Formoterol fumarate is not recommended for patients,who manage to control bronchial asthma only with non-systematic inhalations of short-acting beta 2-adrenergic agonists, as well as patients for whom inhaled corticosteroids or other drugs are fully adequate, one of which is from time to time inhaled short-acting beta 2-adrenomimetic.
Long-acting beta 2-adrenergic agonists may increase the risk of death from asthma. In this regard, in the therapy of bronchial asthma formoterol fumarate should be used only in addition to treatment in patients who do not achieve an adequate effect in the appointment of other agents for the treatment of bronchial asthma (for example, with the appointment of low or moderate doses of inhaled glucocorticoids) when the severity of the disease requires the use of two types of therapy, including formoterol fumarate. A large, placebo-controlled study in the United States compared the safety of another long-acting beta 2-adrenergic agonist (salmeterol) and placebo when added to conventional asthma therapy, showed that salmeterol led to an increased risk of death compared with placebo.These findings can extend to formoterol fumarate, which is a beta-2-adrenoreceptor agonist prolonged action.
Formoterol fumarate is not intended for arresting an attack of bronchial asthma. If, against the background of taking formoterol fumarate in a previously effective dosage, asthma attacks occur or the patient needs more than usual number of short-acting beta-2 -agonists for inhalation, urgent medical consultation is needed, since these are frequent signs of destabilization of the condition. In this case, therapy should be reviewed and additional treatment methods prescribed (anti-inflammatory therapy, for example, corticosteroids); an increase in the daily dose of formoterol fumarate is unacceptable. Do not increase the frequency of inhalation (more than 2 times a day). Do not use formoterol fumarate in patients with apparent worsening or acute decompensation of bronchial asthma, as these can be life threatening situations.
Like other inhaled beta 2-adrenomimetics, formoterol fumarate can cause paradoxical bronchospasm; in this case, taking formoterol fumarate should be immediately discontinued, and an alternative treatment is prescribed.In many patients, monotherapy with beta 2-adrenomimetics does not adequately control the symptoms of bronchial asthma; such patients require early administration of anti-inflammatory drugs, for example, corticosteroids.
No data have been obtained on the clinically significant anti-inflammatory activity of formoterol fumarate, therefore, it can not be considered an alternative to corticosteroids.
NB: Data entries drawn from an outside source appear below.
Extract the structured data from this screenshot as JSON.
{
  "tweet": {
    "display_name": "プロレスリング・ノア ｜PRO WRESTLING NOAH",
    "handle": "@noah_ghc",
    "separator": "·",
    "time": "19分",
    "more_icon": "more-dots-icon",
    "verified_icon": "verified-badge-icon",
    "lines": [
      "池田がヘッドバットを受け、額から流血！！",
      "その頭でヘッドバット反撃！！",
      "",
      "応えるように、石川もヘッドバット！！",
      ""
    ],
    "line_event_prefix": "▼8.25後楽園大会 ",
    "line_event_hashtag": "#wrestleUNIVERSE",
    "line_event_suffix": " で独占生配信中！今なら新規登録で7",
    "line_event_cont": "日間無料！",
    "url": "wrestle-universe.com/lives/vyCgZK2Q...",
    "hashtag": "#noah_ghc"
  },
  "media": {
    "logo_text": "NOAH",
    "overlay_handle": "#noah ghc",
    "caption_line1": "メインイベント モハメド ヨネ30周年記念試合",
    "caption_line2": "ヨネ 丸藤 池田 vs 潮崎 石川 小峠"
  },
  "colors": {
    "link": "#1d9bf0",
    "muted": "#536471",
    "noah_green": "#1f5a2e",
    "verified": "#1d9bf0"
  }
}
Formoterol fumarate is not intended to replace corticosteroids taken by inhalation or by mouth; stop taking or reduce the dose of corticosteroids should not be. Treatment with corticosteroids in patients who have previously taken these drugs orally or inhaled, should be continued, even if the patient's health as a result of taking formoterol fumarate has improved. Any changes in the dose of corticosteroids, in particular, the reduction should be based only on the clinical assessment of the patient's condition.
Like other beta 2-adrenoreceptor agonists, formoterol fumarate in some patients can cause clinically significant cardiovascular effects (increased heart rate, increased blood pressure, and others); in such cases, taking formoterol fumarate should be discontinued. Similarly to other beta 2-adrenomimetics, formoterol can cause clinically significant hypokalemia (possibly due to intracellular ion redistribution), which contributes to the development of adverse cardiovascular effects. Lowering the serum potassium level is usually of a transient nature and does not require replenishment.
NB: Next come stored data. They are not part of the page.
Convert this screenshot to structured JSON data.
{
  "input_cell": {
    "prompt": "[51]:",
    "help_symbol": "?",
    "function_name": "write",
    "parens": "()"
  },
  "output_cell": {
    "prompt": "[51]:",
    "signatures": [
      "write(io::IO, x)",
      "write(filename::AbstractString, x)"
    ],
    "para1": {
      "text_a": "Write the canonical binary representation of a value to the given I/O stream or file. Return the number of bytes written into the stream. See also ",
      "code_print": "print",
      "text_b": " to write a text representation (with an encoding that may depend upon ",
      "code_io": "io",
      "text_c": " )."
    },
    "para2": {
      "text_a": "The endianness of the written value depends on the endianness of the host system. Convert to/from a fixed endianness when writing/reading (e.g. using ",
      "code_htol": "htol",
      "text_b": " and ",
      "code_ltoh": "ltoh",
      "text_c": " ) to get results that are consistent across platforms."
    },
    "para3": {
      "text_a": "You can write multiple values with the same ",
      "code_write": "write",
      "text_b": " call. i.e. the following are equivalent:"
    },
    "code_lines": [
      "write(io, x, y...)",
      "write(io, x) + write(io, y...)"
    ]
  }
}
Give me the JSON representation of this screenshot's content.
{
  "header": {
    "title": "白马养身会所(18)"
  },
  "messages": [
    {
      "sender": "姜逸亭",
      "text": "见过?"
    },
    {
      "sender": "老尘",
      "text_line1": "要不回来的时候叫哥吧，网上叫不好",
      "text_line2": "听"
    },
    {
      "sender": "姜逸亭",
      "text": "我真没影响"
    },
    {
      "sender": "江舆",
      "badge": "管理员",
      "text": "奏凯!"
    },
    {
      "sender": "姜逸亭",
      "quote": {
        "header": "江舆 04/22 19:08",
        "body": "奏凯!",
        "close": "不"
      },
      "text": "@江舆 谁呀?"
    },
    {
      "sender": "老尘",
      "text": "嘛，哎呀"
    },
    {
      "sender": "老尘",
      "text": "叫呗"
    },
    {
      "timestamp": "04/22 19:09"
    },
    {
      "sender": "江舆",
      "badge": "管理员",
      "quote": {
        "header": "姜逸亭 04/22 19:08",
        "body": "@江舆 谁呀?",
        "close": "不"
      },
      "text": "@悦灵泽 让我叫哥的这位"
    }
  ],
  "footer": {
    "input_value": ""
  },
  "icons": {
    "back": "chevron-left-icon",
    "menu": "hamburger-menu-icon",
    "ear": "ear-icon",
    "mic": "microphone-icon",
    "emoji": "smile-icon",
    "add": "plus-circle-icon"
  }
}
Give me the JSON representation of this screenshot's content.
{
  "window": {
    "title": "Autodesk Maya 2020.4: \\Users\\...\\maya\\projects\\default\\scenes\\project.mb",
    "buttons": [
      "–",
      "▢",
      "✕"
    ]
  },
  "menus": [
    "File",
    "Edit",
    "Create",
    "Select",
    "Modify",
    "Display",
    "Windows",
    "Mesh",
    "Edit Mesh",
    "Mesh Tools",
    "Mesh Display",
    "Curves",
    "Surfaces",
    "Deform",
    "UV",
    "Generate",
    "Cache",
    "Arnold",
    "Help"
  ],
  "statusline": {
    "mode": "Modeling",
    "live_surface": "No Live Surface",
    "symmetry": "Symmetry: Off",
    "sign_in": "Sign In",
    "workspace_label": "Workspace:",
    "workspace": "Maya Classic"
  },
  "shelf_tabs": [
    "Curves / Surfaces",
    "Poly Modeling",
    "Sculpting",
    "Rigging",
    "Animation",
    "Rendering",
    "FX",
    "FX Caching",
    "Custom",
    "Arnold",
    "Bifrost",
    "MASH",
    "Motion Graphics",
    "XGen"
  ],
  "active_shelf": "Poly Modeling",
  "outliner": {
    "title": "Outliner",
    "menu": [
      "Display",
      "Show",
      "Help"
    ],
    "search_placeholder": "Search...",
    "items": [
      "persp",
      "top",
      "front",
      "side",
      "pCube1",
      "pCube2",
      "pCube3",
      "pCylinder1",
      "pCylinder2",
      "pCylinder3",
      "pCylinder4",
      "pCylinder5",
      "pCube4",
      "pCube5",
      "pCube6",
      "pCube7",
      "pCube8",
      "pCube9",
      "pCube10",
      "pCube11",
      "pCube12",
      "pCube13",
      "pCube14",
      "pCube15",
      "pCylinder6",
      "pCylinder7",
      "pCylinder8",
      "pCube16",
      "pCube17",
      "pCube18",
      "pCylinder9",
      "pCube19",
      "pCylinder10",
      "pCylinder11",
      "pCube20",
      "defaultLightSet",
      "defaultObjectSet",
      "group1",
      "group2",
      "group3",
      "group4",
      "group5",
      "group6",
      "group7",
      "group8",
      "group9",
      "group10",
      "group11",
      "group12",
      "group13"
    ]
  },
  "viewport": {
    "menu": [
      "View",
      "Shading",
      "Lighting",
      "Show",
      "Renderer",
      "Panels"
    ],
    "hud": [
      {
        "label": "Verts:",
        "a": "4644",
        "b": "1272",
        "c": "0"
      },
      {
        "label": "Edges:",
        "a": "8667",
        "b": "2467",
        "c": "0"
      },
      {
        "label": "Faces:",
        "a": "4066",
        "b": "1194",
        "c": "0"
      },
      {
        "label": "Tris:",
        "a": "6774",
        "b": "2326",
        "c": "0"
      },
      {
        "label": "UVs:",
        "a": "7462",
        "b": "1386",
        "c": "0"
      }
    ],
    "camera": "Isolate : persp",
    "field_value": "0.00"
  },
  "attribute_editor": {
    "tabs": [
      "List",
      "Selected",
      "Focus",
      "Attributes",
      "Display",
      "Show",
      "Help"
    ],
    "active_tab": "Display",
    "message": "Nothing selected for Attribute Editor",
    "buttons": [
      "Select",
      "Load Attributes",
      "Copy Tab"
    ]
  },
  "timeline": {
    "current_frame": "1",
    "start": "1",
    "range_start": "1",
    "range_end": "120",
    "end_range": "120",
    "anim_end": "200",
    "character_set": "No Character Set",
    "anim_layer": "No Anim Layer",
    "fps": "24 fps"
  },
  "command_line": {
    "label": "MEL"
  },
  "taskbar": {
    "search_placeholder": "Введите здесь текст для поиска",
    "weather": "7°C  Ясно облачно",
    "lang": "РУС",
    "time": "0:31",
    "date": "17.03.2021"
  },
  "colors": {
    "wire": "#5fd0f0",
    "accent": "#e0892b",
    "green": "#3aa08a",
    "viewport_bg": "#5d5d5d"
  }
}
In patients with bronchial asthma, the use of beta-blockers, including for the secondary prevention of myocardial infarction, is undesirable. In such cases, the appointment of cardioselective beta-blockers should be considered, although they should be used with caution.
Impact on the ability to drive vehicles and manage mechanisms.
Tremor, or anxiety that occur during treatment with beta-agonists, may affect the patient's ability to drive a car, so the application of formoterol is not recommended to engage in potentially hazardous activities that require attention, rapid psychomotor reactions.